L’Infini dans la paume de la main
On entend souvent dire que les rapprochements entre la science et la spiritualité sont voués à l’échec, car ces deux disciplines sont trop étrangères l’une à l’autre. Comme l’observait le grand physicien Niels Bohr : » Le but de la science est d’augmenter et d’ordonner notre expérience et non pas de révéler l’essence réelle des phénomènes. » La science finit donc par se heurter à des obstacles qui lui signalent que la nature de la réalité n’est pas ce qu’elle croyait. C’est dans cet aspect, révélé par la mécanique quantique et la relativité, que la science peut se rapprocher du bouddhisme puisqu’il s’interroge avant toute chose sur la nature ultime de la réalité ou de l’irréalité des phénomènes et de la conscience et traduit ses conclusions par une approche pragmatique du vécu de l’existence.
La différence majeure entre la science et le bouddhisme réside dans leurs finalités. L’acquisition des connaissances dans le bouddhisme a avant tout un but thérapeutique. Il s’agit de se libérer de la souffrance, dont la cause se révèle être une forme particulière de l’ignorance : une conception erronée de la réalité extérieure et du » moi » que nous imaginons incarner le souverain de notre être.
Les entretiens présentés ici n’ont pas pour but de donner à la science une allure de mysticisme ou d’étayer le bouddhisme par les découvertes de la science. Il ne s’agit pas de mettre en évidence des ressemblances plus ou moins superficielles entre l’approche contemplative bouddhiste et les théories scientifiques qui sont destinées à changer dans le futur comme elles ont changé dans le passé, mais de situer la place de la science dans une conception plus vaste des choses et de la vie et de montrer que l’approche du bouddhisme est apte à détendre les tensions entre le réalisme (le point de vue ordinaire selon lequel les phénomènes existent d’une manière aussi solide et réelle qu’ils en ont l’air) et les résultats de la science moderne, qui vont à l’encontre de cet attachement tenace à la réalité intrinsèque des choses, et donc à offrir un cadre de pensée et d’action cohérents pour notre temps.
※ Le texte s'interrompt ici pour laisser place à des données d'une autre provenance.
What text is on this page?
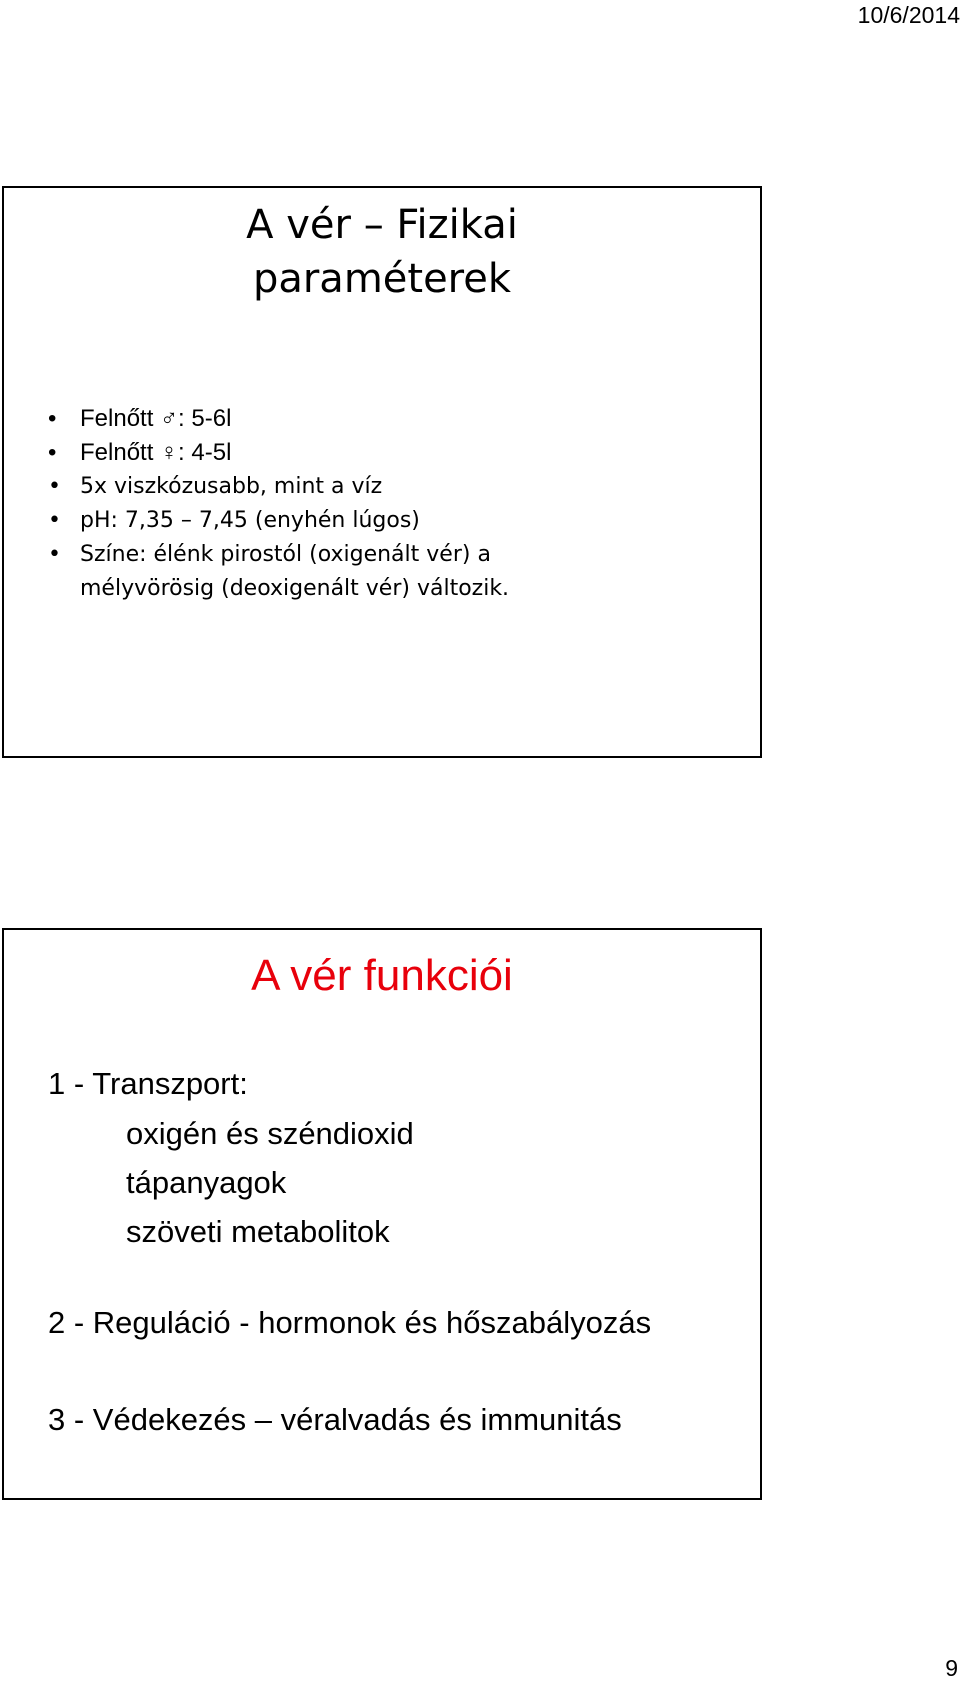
10/6/2014
A vér – Fizikai
paraméterek
• Felnőtt ♂: 5-6l
• Felnőtt ♀: 4-5l
• 5x viszkózusabb, mint a víz
• pH: 7,35 – 7,45 (enyhén lúgos)
• Színe: élénk pirostól (oxigenált vér) a
mélyvörösig (deoxigenált vér) változik.
A vér funkciói

1 - Transzport:

oxigén és széndioxid

tápanyagok

szöveti metabolitok

2 - Reguláció - hormonok és hőszabályozás

3 - Védekezés – véralvadás és immunitás

9
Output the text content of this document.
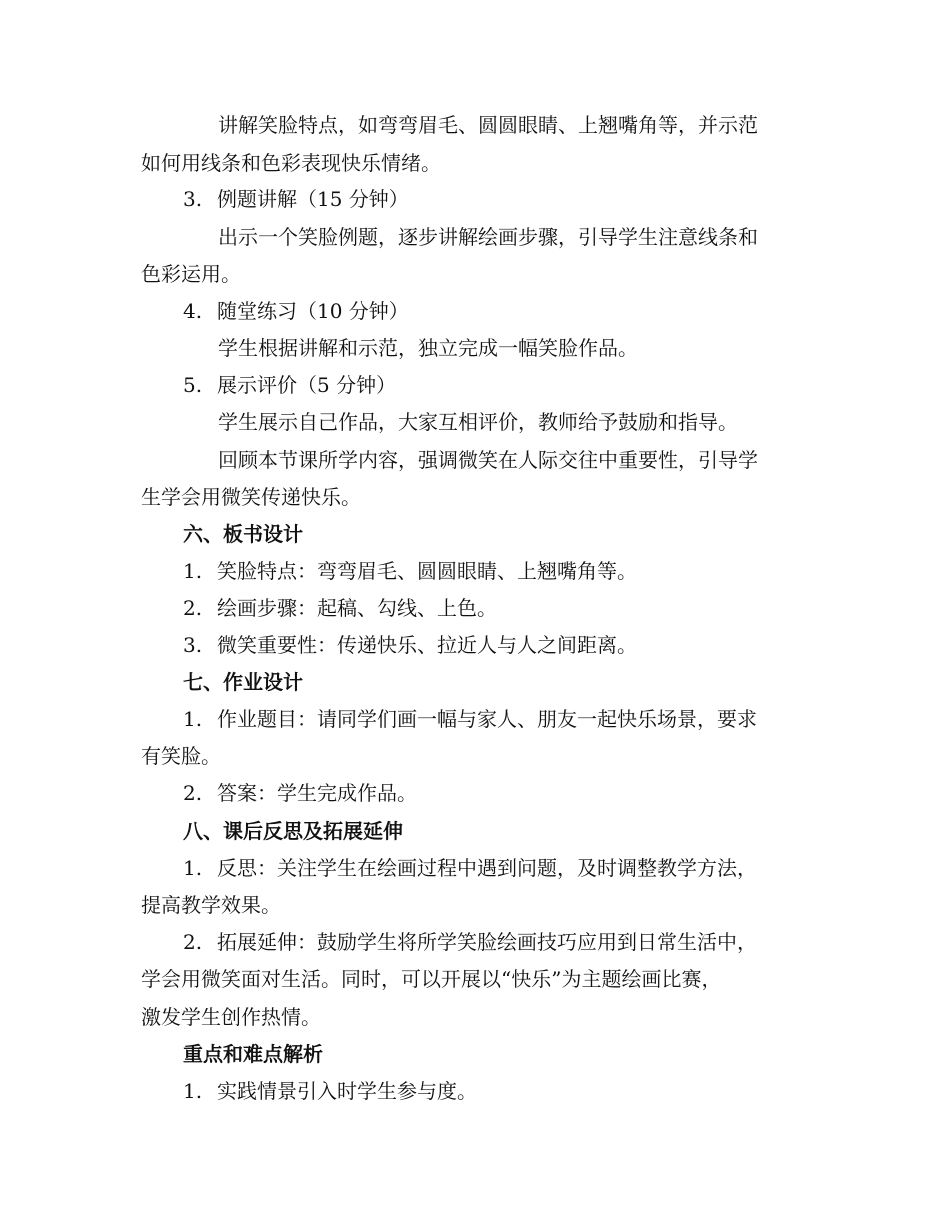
讲解笑脸特点，如弯弯眉毛、圆圆眼睛、上翘嘴角等，并示范
如何用线条和色彩表现快乐情绪。
3. 例题讲解（15 分钟）
出示一个笑脸例题，逐步讲解绘画步骤，引导学生注意线条和
色彩运用。
4. 随堂练习（10 分钟）
学生根据讲解和示范，独立完成一幅笑脸作品。
5. 展示评价（5 分钟）
学生展示自己作品，大家互相评价，教师给予鼓励和指导。
回顾本节课所学内容，强调微笑在人际交往中重要性，引导学
生学会用微笑传递快乐。
六、板书设计
1. 笑脸特点：弯弯眉毛、圆圆眼睛、上翘嘴角等。
2. 绘画步骤：起稿、勾线、上色。
3. 微笑重要性：传递快乐、拉近人与人之间距离。
七、作业设计
1. 作业题目：请同学们画一幅与家人、朋友一起快乐场景，要求
有笑脸。
2. 答案：学生完成作品。
八、课后反思及拓展延伸
1. 反思：关注学生在绘画过程中遇到问题，及时调整教学方法，
提高教学效果。
2. 拓展延伸：鼓励学生将所学笑脸绘画技巧应用到日常生活中，
学会用微笑面对生活。同时，可以开展以“快乐”为主题绘画比赛，
激发学生创作热情。
重点和难点解析
1. 实践情景引入时学生参与度。
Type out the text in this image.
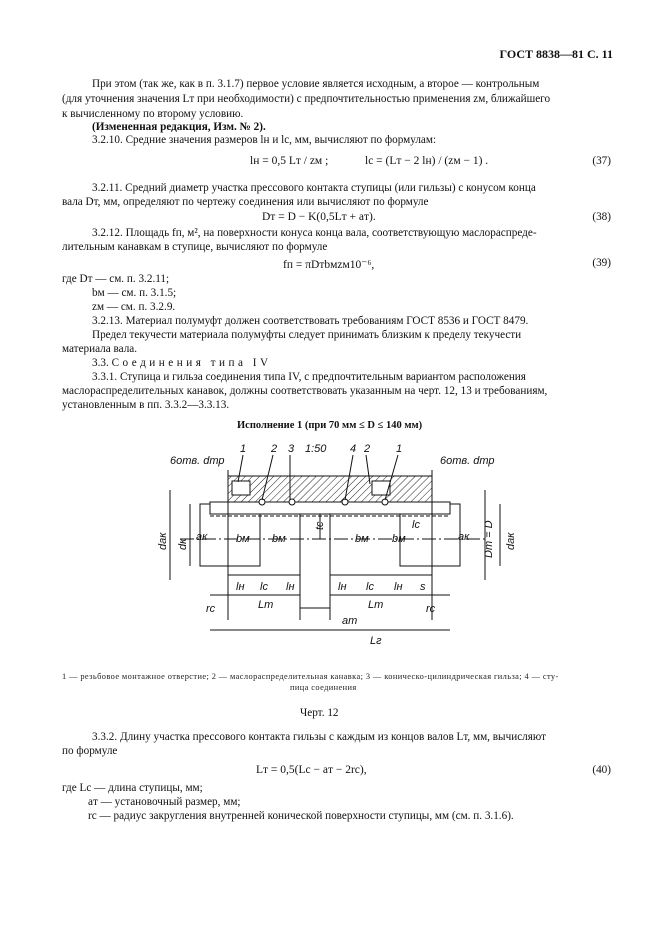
ГОСТ 8838—81 С. 11
При этом (так же, как в п. 3.1.7) первое условие является исходным, а второе — контрольным
(для уточнения значения Lт при необходимости) с предпочтительностью применения zм, ближайшего
к вычисленному по второму условию.
(Измененная редакция, Изм. № 2).
3.2.10. Средние значения размеров lн и lс, мм, вычисляют по формулам:
lн = 0,5 Lт / zм ;	lс = (Lт − 2 lн) / (zм − 1) .	(37)
3.2.11. Средний диаметр участка прессового контакта ступицы (или гильзы) с конусом конца
вала Dт, мм, определяют по чертежу соединения или вычисляют по формуле
Dт = D − K(0,5Lт + aт).	(38)
3.2.12. Площадь fп, м², на поверхности конуса конца вала, соответствующую маслораспреде-
лительным канавкам в ступице, вычисляют по формуле
fп = πDтbмzм10⁻⁶,	(39)
где Dт — см. п. 3.2.11;
bм — см. п. 3.1.5;
zм — см. п. 3.2.9.
3.2.13. Материал полумуфт должен соответствовать требованиям ГОСТ 8536 и ГОСТ 8479.
Предел текучести материала полумуфты следует принимать близким к пределу текучести
материала вала.
3.3. Соединения типа IV
3.3.1. Ступица и гильза соединения типа IV, с предпочтительным вариантом расположения
маслораспределительных канавок, должны соответствовать указанным на черт. 12, 13 и требованиям,
установленным в пп. 3.3.2—3.3.13.
Исполнение 1 (при 70 мм ≤ D ≤ 140 мм)
6отв. dтр	6отв. dтр
1 2 3 1:50 4 2 1
dак dк
aк	bм bм	bм bм	aк	dак
Dт = D
tс	lс
lн lс lн	lн lс lн s
rс	Lт	Lт	rс
aт
Lг
1 — резьбовое монтажное отверстие; 2 — маслораспределительная канавка; 3 — коническо-цилиндрическая гильза; 4 — сту-
пица соединения
Черт. 12
3.3.2. Длину участка прессового контакта гильзы с каждым из концов валов Lт, мм, вычисляют
по формуле
Lт = 0,5(Lс − aт − 2rс),	(40)
где Lс — длина ступицы, мм;
aт — установочный размер, мм;
rс — радиус закругления внутренней конической поверхности ступицы, мм (см. п. 3.1.6).
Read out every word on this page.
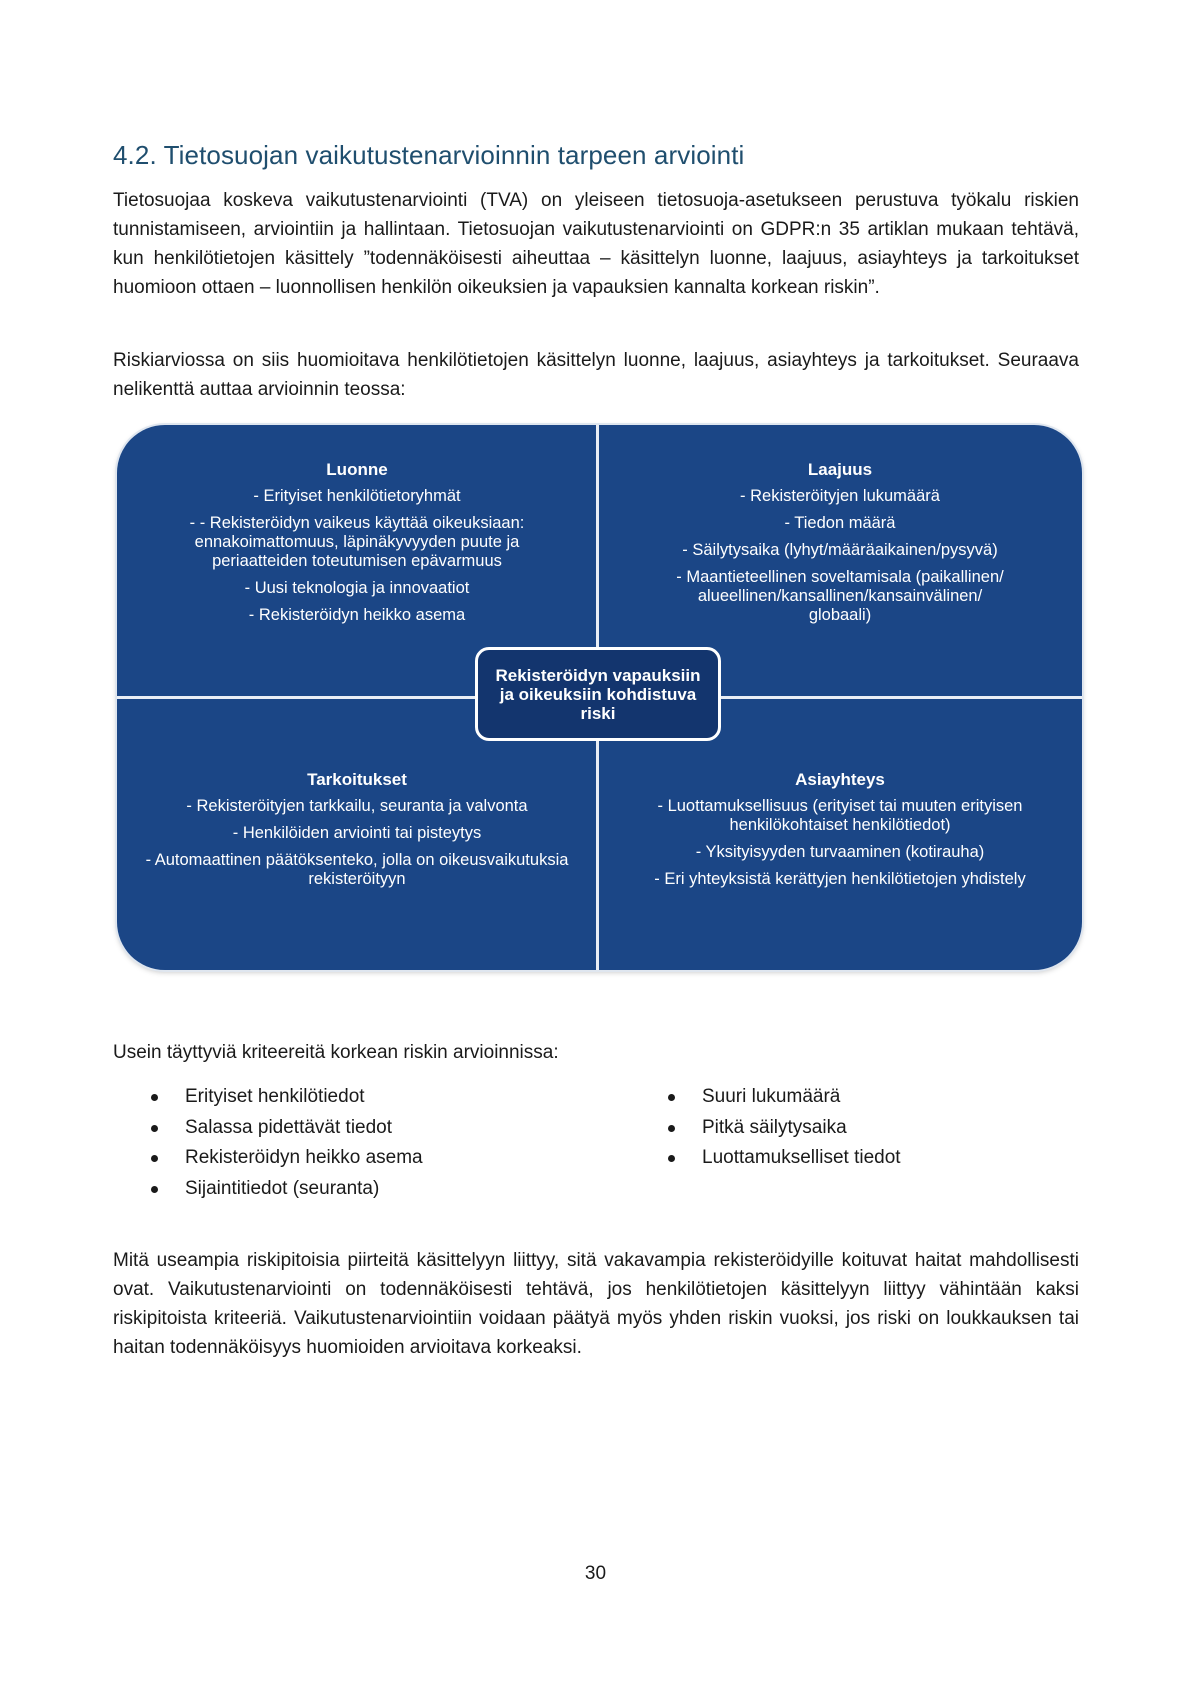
4.2. Tietosuojan vaikutustenarvioinnin tarpeen arviointi

Tietosuojaa koskeva vaikutustenarviointi (TVA) on yleiseen tietosuoja-asetukseen perustuva työkalu riskien tunnistamiseen, arviointiin ja hallintaan. Tietosuojan vaikutustenarviointi on GDPR:n 35 artiklan mukaan tehtävä, kun henkilötietojen käsittely ”todennäköisesti aiheuttaa – käsittelyn luonne, laajuus, asiayhteys ja tarkoitukset huomioon ottaen – luonnollisen henkilön oikeuksien ja vapauksien kannalta korkean riskin”.

Riskiarviossa on siis huomioitava henkilötietojen käsittelyn luonne, laajuus, asiayhteys ja tarkoitukset. Seuraava nelikenttä auttaa arvioinnin teossa:

Luonne
- Erityiset henkilötietoryhmät
- - Rekisteröidyn vaikeus käyttää oikeuksiaan: ennakoimattomuus, läpinäkyvyyden puute ja periaatteiden toteutumisen epävarmuus
- Uusi teknologia ja innovaatiot
- Rekisteröidyn heikko asema
Laajuus
- Rekisteröityjen lukumäärä
- Tiedon määrä
- Säilytysaika (lyhyt/määräaikainen/pysyvä)
- Maantieteellinen soveltamisala (paikallinen/ alueellinen/kansallinen/kansainvälinen/ globaali)
Rekisteröidyn vapauksiin ja oikeuksiin kohdistuva riski
Tarkoitukset
- Rekisteröityjen tarkkailu, seuranta ja valvonta
- Henkilöiden arviointi tai pisteytys
- Automaattinen päätöksenteko, jolla on oikeusvaikutuksia rekisteröityyn
Asiayhteys
- Luottamuksellisuus (erityiset tai muuten erityisen henkilökohtaiset henkilötiedot)
- Yksityisyyden turvaaminen (kotirauha)
- Eri yhteyksistä kerättyjen henkilötietojen yhdistely

Usein täyttyviä kriteereitä korkean riskin arvioinnissa:

Erityiset henkilötiedot
Salassa pidettävät tiedot
Rekisteröidyn heikko asema
Sijaintitiedot (seuranta)
Suuri lukumäärä
Pitkä säilytysaika
Luottamukselliset tiedot

Mitä useampia riskipitoisia piirteitä käsittelyyn liittyy, sitä vakavampia rekisteröidyille koituvat haitat mahdollisesti ovat. Vaikutustenarviointi on todennäköisesti tehtävä, jos henkilötietojen käsittelyyn liittyy vähintään kaksi riskipitoista kriteeriä. Vaikutustenarviointiin voidaan päätyä myös yhden riskin vuoksi, jos riski on loukkauksen tai haitan todennäköisyys huomioiden arvioitava korkeaksi.

30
En été 1997, dans la vallée pyrénéenne d’Andorre, un Vietnamien né bouddhiste et devenu scientifique et un Français scientifique devenu bouddhiste marchent des heures durant dans la montagne en discutant avec feu les problèmes métaphysiques fondamentaux sur lesquels la science et la religion se sont depuis toujours interrogées. De ces promenades et des rencontres de l’université d’été auxquelles ils participaient avec d’autres éminents savants, est née l’idée de ce livre : explorer la nature de la réalité du monde phénoménal, de la matière et de la conscience, selon deux approches totalement différentes mais toutes deux fondées sur l’expérience : l’une physique et mathématique, l’autre contemplative.
Matthieu Ricard
Matthieu Ricard, fils du philosophe français Jean-François Revel et de l'artiste peintre Yahne Le Toumelin, est moine bouddhiste, auteur, traducteur et photographe. Après un premier voyage en Inde en 1967 où il rencontre de grands maîtres spirituels tibétains, il termine son doctorat en génétique cellulaire à l'Institut Pasteur en 1972 sous la direction de François Jacob, puis part s'installer définitivement dans l'Himalaya où il vit depuis plus de 45 ans. Il réside au monastère de Shéchèn au Népal.
Sous l'égide de l'Institut Mind and Life il collabore depuis une douzaine d'années à plusieurs programmes de recherches en neurosciences sur les effets de l'entraînement de l'esprit et de la méditation dans les Universités américaines et Européennes. (www.matthieuricard.org)
L'association humanitaire qu'il a créée, Karuna-Shechen (www.karuna-shechen.org) a développé 130 projets éducatifs, médicaux, et sociaux dans la région himalayenne. Il lui dédie l'intégralité de ses droits d'auteurs et bénéfices de ses activités.
Chez NiL, il a publié, entre autres, Le Moine et le Philosophe (avec son père Jean-François Revel), Plaidoyer pour le bonheur, L'Art de la méditation, Chemins spirituels et Plaidoyer pour l'altruisme.